Screw Dislocation Examples • Ni-48Al alloy • l=[001], [001](010) screw dislocation showed significant movement. • Although shear was placed so that the dislocation would move along the (010) it moved along the (011) instead. • Computer simulation
Mixed Dislocations • Many dislocations have both screw and edge components to them • called mixed dislocations • makes up most of the dislocations encountered in real life • very difficult to have pure edge or pure screw dislocations.
Characteristics of Dislocations • Lattice strain • as a dislocation moves through a lattice, it creates regions of compressive, tensile and shear stresses in the lattice. • Atoms above an edge dislocation are squeezed together and experience compression while atoms below the dislocation are spread apart abnormally and experience tension. Shear may also occur near the dislocation • Screw dislocations provide pure shear lattice strain only.
Characteristics of Dislocations • During plastic deformation, the number of dislocations increase dramatically to densities of 1010 mm-2. • Grain boundaries, internal defects and surface irregularities serve as formation sites for dislocations during deformation.
Slip Systems • Usually there are preferred slip planes and directions in certain crystal systems. The combination of both the slip plane and direction form the slip system. • Slip plane is generally taken as the closest packed plane in the system • Slip direction is taken as the direction on the slip plane with the highest linear density.
Slip Systems • FCC and BCC materials have large numbers of slip systems (at least 12) and are considered ductile. HCP systems have few slip systems and are quite brittle.
Slip in Single Crystals • Even if an applied stress is purely tensile, there are shear components to it in directions at all but the parallel and perpendicular directions. • Classified as resolved shear stresses • magnitude depends on applied stress, as well as its orientation with respect to both the slip plane and slip direction
Polycrystalline Deformation • Slip in polycrystalline systems is more complex • direction of slip will vary from one crystal to another in the system • Polycrystalline slip requires higher values of applied stresses than single crystal systems. • Because even favorably oriented grains cannot slip until the less favorably oriented grains are capable of deformation.

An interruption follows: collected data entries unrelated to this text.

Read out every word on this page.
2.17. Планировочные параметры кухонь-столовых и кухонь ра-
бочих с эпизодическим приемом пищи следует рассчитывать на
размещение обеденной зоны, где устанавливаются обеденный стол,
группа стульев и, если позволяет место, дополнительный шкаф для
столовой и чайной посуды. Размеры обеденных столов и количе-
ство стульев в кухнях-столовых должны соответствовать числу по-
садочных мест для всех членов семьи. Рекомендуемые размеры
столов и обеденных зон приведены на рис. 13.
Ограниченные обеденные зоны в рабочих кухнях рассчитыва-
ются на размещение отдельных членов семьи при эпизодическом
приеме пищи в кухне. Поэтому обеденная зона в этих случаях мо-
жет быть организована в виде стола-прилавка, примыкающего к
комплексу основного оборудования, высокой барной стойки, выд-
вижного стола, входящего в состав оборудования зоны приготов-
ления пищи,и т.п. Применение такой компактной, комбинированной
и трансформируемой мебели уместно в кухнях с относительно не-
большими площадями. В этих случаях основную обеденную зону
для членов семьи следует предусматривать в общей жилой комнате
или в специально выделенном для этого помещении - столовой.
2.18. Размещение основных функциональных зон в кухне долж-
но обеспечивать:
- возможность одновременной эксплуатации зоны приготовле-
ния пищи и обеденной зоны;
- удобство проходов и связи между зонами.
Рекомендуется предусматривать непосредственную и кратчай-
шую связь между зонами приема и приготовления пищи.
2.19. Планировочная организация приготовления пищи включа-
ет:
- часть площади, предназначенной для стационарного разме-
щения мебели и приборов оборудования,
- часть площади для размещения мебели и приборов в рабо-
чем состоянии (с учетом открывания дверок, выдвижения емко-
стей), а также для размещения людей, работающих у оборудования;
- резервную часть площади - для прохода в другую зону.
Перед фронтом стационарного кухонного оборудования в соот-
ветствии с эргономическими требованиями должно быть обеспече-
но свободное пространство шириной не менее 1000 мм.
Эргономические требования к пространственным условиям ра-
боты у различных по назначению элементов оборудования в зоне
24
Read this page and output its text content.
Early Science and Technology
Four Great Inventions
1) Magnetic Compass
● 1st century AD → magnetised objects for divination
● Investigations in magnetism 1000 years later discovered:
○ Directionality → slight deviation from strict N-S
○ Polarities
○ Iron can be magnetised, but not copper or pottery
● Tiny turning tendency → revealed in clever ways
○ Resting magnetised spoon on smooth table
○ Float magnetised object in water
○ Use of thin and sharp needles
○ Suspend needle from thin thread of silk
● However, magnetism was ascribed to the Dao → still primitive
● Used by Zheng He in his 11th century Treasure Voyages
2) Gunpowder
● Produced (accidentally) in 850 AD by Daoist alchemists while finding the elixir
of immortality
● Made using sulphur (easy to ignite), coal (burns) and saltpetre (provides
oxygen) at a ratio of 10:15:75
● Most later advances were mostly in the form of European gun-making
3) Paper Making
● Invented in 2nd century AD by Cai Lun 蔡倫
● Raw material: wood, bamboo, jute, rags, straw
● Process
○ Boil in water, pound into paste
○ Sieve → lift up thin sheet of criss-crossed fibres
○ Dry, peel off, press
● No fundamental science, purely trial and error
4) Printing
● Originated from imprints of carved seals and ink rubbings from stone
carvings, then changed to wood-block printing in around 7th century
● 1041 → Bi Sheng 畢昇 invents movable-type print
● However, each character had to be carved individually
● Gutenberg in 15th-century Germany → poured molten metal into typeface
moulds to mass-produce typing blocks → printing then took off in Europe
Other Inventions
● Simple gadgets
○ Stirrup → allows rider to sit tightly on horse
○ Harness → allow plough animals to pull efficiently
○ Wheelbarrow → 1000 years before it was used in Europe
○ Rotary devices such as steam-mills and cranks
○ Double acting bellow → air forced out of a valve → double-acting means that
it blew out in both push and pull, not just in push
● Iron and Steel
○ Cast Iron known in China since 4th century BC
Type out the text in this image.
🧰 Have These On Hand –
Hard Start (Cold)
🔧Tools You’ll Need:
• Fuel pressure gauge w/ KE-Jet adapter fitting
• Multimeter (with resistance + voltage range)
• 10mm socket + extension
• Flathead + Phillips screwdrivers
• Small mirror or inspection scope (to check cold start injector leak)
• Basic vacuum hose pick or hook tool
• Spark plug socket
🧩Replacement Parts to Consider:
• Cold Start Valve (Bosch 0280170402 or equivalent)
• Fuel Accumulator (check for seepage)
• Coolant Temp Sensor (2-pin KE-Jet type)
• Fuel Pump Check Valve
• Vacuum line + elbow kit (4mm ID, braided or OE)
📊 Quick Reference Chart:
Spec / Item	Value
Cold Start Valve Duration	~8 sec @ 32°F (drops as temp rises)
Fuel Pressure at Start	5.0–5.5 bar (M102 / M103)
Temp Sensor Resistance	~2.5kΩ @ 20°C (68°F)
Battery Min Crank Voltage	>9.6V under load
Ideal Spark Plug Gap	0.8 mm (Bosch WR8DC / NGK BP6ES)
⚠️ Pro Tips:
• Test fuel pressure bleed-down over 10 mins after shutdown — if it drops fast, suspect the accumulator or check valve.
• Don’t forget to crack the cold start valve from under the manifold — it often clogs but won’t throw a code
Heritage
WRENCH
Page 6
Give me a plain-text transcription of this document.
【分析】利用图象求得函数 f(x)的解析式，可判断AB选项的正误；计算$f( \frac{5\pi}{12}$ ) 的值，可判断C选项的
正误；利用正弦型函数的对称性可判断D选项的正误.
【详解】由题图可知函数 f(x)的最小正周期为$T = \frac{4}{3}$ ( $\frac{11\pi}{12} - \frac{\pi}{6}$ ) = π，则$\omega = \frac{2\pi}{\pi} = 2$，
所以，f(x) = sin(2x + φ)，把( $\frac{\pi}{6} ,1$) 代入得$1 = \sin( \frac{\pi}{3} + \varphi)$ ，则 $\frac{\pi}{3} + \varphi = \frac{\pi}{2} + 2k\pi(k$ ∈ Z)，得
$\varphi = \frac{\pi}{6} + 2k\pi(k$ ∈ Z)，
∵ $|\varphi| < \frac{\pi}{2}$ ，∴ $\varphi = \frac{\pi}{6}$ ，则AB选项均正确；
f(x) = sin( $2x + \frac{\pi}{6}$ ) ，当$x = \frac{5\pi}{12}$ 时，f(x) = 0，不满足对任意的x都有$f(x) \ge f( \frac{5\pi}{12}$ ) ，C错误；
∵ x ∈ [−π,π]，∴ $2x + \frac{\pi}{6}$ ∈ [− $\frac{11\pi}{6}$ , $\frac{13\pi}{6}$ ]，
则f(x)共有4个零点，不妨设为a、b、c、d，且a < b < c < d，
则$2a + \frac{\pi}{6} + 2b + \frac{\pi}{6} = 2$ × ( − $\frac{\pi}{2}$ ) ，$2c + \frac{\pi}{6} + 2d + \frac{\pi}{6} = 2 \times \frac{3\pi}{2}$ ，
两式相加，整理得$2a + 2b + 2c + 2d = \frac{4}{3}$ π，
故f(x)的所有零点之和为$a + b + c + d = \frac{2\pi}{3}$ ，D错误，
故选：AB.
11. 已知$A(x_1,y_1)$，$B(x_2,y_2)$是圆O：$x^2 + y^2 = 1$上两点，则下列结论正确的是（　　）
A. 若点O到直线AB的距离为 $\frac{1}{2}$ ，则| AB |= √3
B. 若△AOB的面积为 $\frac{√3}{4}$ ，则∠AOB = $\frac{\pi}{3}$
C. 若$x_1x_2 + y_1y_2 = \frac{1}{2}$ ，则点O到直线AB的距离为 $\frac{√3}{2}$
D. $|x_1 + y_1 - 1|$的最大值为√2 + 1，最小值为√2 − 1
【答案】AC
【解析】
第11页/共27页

Polycrystalline Deformation • During deformation, coherency is maintained at grain boundaries • grain boundaries do not rip apart, rather they remain together during deformation. • This causes a level of constraint in the grains, as each grain’s shape is formed by the shape of its adjacent neighbors. • Most prevalent is the fact that grains will elongate along the direction of deformation
Dislocation Movement across GBs • As dislocations move through polycrystalline materials, they have to move through grains of different orientations, which requires higher amounts of energy, if the grains are not in the preferred orientation. • As they travel between grains they must be emitted across the grain boundary, usually by one half of a partial dislocation, and then annihilated by the second half at a time slightly after the first one. • LINK TO HELENA2.gif
Twinning • A shear force which causes atomic displacements such that the atoms on one side of a plane (twin boundary) mirror the atoms on the other side. • Displacement magnitude in the twin region is proportional to the atom’s distance from the twin plane • takes place along defined planes and directions depending upon the system. • Ex: BCC twinning occurs on the (112)[111] system
Twinning • Properties of Twinning • occurs in metals with BCC or HCP crystal structure • occurs at low temperatures and high rates of shear loading (shock loading) • conditions in which there are few present slip systems (restricting the possibility of slip) • small amount of deformation when compared with slip.